Juiz de casos rumorosos como os do banqueiro Daniel
Dantas e da Camargo Corrêa,
ele diz que duas das medidas
preconizadas pela ONU seriam
mais eficazes: a criação do crime de enriquecimento ilícito e
a possibilidade de se processar
criminalmente uma empresa.
A primeira medida está prevista na convenção da ONU sobre
corrupção de 2003; a segunda
faz parte da Constituição de
1988 e não foi regulamentada.
Em entrevista à Folha, o juiz
critica a impunidade: "A ineficácia, infelizmente, é a marca
da Justiça criminal".
FOLHA - O governo quer punir com
multas e até com o fechamento as
empresas envolvidas com corrupção. Isso é suficiente?
FAUSTO MARTIN DE SANCTIS - Toda
medida de combate à corrupção é válida. É válida, mas é totalmente insuficiente diante
dos mecanismos que são propostos em foros mundiais.
FOLHA - Que mecanismos?
DE SANCTIS
- O mecanismo mais
falado pela convenção da ONU
é o estabelecimento pelo país
do crime de enriquecimento
ilícito. Existe um projeto de lei,
mas não está caminhando [no
Congresso]. A convenção sobre
corrupção é de 2003 e até hoje
o país não adotou as medidas.
FOLHA - Sem punir o enriquecimento ilícito seriam inócuas as outras medidas contra a corrupção?
DE SANCTIS
- Transformar o
enriquecimento ilícito em crime é uma medida preventiva
que tem eficácia em si. Existem
outras medidas, como a ação civil de domínio. É para obter valores de pessoas físicas -e poderia se incluir a pessoa jurídica- que obtiveram recursos
com corrupção.
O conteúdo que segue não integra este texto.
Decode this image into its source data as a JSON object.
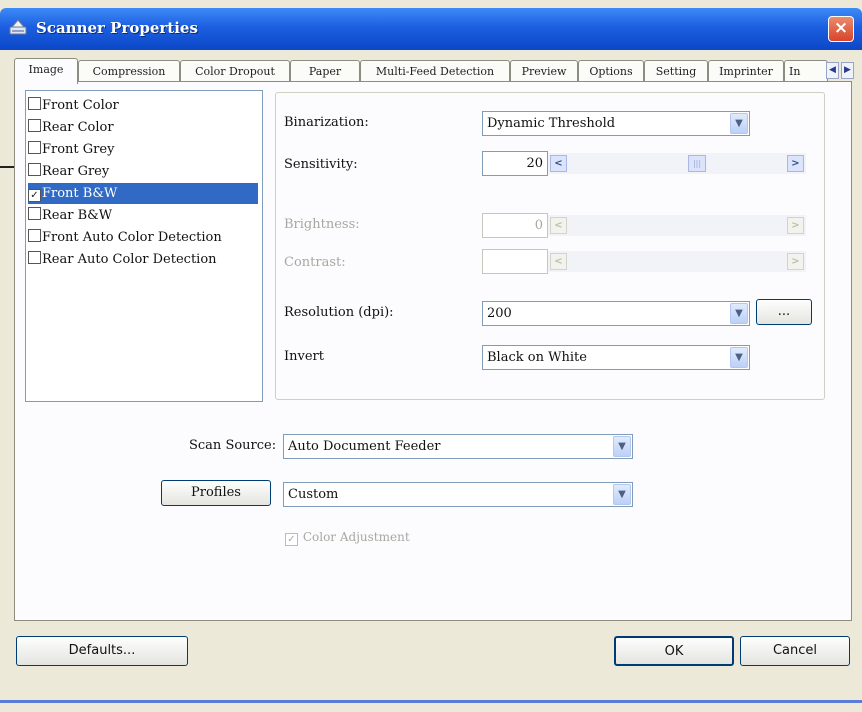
{
  "window": {
    "title": "Scanner Properties",
    "close_glyph": "×"
  },
  "tabs": [
    {
      "label": "Image",
      "active": true
    },
    {
      "label": "Compression"
    },
    {
      "label": "Color Dropout"
    },
    {
      "label": "Paper"
    },
    {
      "label": "Multi-Feed Detection"
    },
    {
      "label": "Preview"
    },
    {
      "label": "Options"
    },
    {
      "label": "Setting"
    },
    {
      "label": "Imprinter"
    },
    {
      "label": "In"
    }
  ],
  "tab_scroll": {
    "left": "◀",
    "right": "▶"
  },
  "image_list": [
    {
      "label": "Front Color",
      "checked": false
    },
    {
      "label": "Rear Color",
      "checked": false
    },
    {
      "label": "Front Grey",
      "checked": false
    },
    {
      "label": "Rear Grey",
      "checked": false
    },
    {
      "label": "Front B&W",
      "checked": true,
      "selected": true,
      "check_glyph": "✓"
    },
    {
      "label": "Rear B&W",
      "checked": false
    },
    {
      "label": "Front Auto Color Detection",
      "checked": false
    },
    {
      "label": "Rear Auto Color Detection",
      "checked": false
    }
  ],
  "settings": {
    "binarization": {
      "label": "Binarization:",
      "value": "Dynamic Threshold"
    },
    "sensitivity": {
      "label": "Sensitivity:",
      "value": "20",
      "level": 0.6
    },
    "brightness": {
      "label": "Brightness:",
      "value": "0"
    },
    "contrast": {
      "label": "Contrast:",
      "value": ""
    },
    "resolution": {
      "label": "Resolution (dpi):",
      "value": "200",
      "more_label": "..."
    },
    "invert": {
      "label": "Invert",
      "value": "Black on White"
    }
  },
  "scan_source": {
    "label": "Scan Source:",
    "value": "Auto Document Feeder"
  },
  "profiles": {
    "button_label": "Profiles",
    "value": "Custom"
  },
  "color_adjustment": {
    "label": "Color Adjustment",
    "checked": true,
    "enabled": false,
    "check_glyph": "✓"
  },
  "footer": {
    "defaults_label": "Defaults...",
    "ok_label": "OK",
    "cancel_label": "Cancel"
  },
  "glyphs": {
    "dropdown": "▼",
    "slider_left": "<",
    "slider_right": ">",
    "slider_thumb": "|||"
  },
  "colors": {
    "title_bar": "#0b47c7",
    "selection": "#316ac5",
    "dialog_bg": "#ece9d8",
    "close_button": "#d8442a"
  }
}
Isso já foi implantado nos EUA, Inglaterra,
Colômbia, Itália.
FOLHA - O Estado toma o bem proveniente de corrupção?
DE SANCTIS
- Sim. Existem outras medidas. Autoridades estrangeiras questionam o Brasil
porque a Constituição prevê a
responsabilidade penal da pessoa jurídica em matéria de delito econômico e lavagem e o país
nada fez para implantá-la.
FOLHA - O projeto de lei prevê multas e a extinção da empresa, mas na
área administrativa. Qual a vantagem da ação criminal?
DE SANCTIS
- A ação penal é mais
interessante porque possibilita, com todas as garantias previstas, uma defesa maior para a
pessoa jurídica.
FOLHA - A vara que o sr. dirige existe há seis anos e não tem nenhum
processo por corrupção.
DE SANCTIS
- Também fico surpreso que uma vara especializada em lavagem de dinheiro,
que tem entre seus crimes antecedentes a corrupção, não tenha processos de corrupção. O
país se ressente de mecanismos
para investigar corrupção. Aqui
as pessoas estão acovardadas
pela ineficácia do sistema. Pessoas que querem delatar crimes
não se sentem motivadas a fazê-lo por medo de represálias.
FOLHA - Por quê?
DE SANCTIS
- Existe boa vontade
para combater, mas não existem mecanismos e suporte dos
especialistas e dos operadores
de direito. A polícia deveria ter
independência funcional e orçamentária. O Ministério Público poderia se valer de técnicas especiais de investigação,
como a infiltração, sem causar
tanta surpresa, como ocorre no
exterior. Outro problema é a
inexistência de crime para a
pessoa que não comunica operações suspeitas. A não comunicação deveria ser crime.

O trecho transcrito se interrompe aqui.